丹下の功績として、国土計画への貢献、建設業への先行事例提供、公共建築への特化、構想と社会牽引の建築家像としている。要は、政治に関与、ゼネコン支配、目立つ建築、メディア連携だ。国土計画への貢献というより広島での都市軸の設定は認めるがその他の実績はメガ・ストラクチャーの提案だけではないか。

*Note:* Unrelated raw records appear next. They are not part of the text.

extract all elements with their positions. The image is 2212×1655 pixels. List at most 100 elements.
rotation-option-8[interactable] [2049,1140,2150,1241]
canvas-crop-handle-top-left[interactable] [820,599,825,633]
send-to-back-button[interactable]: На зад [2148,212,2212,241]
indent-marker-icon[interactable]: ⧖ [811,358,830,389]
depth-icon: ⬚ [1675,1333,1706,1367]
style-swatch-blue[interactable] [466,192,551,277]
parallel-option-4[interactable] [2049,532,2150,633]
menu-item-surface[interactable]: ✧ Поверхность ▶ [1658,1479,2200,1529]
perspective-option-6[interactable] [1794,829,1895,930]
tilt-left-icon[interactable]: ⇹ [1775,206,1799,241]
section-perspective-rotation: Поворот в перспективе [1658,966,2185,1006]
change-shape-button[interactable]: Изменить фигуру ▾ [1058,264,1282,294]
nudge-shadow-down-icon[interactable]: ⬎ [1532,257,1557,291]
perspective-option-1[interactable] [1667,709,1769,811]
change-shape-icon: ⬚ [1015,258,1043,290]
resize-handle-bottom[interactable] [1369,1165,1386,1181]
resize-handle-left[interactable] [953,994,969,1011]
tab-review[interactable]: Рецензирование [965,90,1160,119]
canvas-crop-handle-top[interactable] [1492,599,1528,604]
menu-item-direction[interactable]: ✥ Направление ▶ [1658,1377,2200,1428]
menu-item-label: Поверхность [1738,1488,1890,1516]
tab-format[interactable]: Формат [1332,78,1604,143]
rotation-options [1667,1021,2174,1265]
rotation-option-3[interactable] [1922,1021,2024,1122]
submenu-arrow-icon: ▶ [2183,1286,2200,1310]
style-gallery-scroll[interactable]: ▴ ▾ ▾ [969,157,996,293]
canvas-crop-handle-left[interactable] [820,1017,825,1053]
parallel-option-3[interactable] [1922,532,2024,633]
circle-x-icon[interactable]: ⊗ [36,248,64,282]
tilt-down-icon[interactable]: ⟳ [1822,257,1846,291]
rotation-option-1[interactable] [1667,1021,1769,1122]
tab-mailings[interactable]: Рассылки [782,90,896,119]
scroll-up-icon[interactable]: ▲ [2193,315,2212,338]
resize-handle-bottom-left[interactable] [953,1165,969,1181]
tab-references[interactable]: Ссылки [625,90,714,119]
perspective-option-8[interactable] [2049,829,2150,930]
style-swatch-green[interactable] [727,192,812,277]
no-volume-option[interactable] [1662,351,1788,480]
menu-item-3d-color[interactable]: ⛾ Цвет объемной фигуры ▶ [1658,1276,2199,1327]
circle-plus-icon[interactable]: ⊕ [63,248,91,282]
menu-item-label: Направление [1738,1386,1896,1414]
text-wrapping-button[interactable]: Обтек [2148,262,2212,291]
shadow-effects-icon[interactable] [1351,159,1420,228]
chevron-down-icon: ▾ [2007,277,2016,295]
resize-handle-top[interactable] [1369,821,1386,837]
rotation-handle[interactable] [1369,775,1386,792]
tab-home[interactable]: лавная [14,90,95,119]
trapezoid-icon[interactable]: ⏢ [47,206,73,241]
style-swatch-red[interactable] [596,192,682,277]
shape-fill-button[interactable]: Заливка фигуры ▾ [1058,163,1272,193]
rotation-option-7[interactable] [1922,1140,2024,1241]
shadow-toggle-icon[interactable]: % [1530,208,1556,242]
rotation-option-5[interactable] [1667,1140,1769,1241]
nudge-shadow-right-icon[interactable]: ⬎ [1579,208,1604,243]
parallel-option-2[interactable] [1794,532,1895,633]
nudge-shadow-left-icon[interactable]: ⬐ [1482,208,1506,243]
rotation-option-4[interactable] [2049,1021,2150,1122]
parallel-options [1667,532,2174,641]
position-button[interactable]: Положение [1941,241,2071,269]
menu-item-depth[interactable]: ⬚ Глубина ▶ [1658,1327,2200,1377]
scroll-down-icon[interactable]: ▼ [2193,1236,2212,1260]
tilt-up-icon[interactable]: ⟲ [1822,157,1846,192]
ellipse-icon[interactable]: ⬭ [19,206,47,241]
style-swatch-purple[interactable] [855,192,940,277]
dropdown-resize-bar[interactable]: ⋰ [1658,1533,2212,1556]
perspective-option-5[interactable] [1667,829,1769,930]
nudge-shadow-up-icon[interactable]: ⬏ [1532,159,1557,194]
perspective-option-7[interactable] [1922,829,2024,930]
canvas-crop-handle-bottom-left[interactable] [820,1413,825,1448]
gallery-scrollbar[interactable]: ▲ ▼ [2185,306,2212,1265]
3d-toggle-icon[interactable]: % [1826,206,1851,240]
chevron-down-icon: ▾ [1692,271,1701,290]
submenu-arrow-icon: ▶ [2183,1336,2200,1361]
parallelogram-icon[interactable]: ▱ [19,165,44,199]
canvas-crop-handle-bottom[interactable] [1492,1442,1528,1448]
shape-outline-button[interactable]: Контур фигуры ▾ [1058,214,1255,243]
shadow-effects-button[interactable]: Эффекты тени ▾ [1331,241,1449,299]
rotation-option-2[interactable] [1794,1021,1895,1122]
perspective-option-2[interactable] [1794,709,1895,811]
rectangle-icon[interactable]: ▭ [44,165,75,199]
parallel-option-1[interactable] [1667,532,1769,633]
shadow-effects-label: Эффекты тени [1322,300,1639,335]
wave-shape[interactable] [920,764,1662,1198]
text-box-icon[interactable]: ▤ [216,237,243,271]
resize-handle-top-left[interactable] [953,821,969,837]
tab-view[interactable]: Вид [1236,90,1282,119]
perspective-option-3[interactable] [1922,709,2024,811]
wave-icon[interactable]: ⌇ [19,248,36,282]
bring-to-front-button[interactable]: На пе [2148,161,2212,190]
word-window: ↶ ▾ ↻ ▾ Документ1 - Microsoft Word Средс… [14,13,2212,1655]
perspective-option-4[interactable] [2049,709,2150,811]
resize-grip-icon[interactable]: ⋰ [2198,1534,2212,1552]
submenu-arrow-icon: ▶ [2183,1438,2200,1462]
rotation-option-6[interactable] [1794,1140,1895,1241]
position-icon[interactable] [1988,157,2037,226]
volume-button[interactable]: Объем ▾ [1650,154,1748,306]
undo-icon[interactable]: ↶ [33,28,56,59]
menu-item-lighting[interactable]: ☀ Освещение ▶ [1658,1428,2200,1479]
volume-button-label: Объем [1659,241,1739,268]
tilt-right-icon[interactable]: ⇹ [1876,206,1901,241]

結論は丹下シューレ(学派)を都市計画と建築の関わりから「全体から部分へ」の浅田、下河辺、「部分から全体へ」の大谷、槙に分け、メディア利用で「父殺しの建築」の磯崎、黒川と「言語一致の建築」の神谷、谷口と区分している。
知見は多い:
・藤森照信によると今和次郎は風俗を扱うのが早すぎた
・丹下は伝統建築の比例関係をコンクリートに活用、桂離宮もむくり屋根をトリミングすると近代的均衡がある→そのとおり
・下河辺は産業クラスターに着目、インフラ投資と他の地域への負の影響にも言及、東京一極集中の投機、地震、機能集約における課題を懸念、「展都」へ→沙汰止みに、これは惜しい。今に続く東京一極集中へのカウンターだった
・槙文彦の「奥」と都市景観への配慮
・アーバニスト磯崎は政治・経済にコミット、イベント・プランニング→意味性を持つ建築表現
・黒川紀章は利休ねずみで利休を目指したが天下人秀吉に変化、政治家に
・谷口吉生は社会性がなく、建築的でメッセージがない→建築家として真っ当と思うが
高度成長時代の大胆な構造と和風による建築家を思っていたら弟子がすごい。アメリカではエーロ・サーリネンが早稲田の穂積信夫(習いました)、ケヴィン・ローチやシーザー・ペリーと同じようなスクールがある。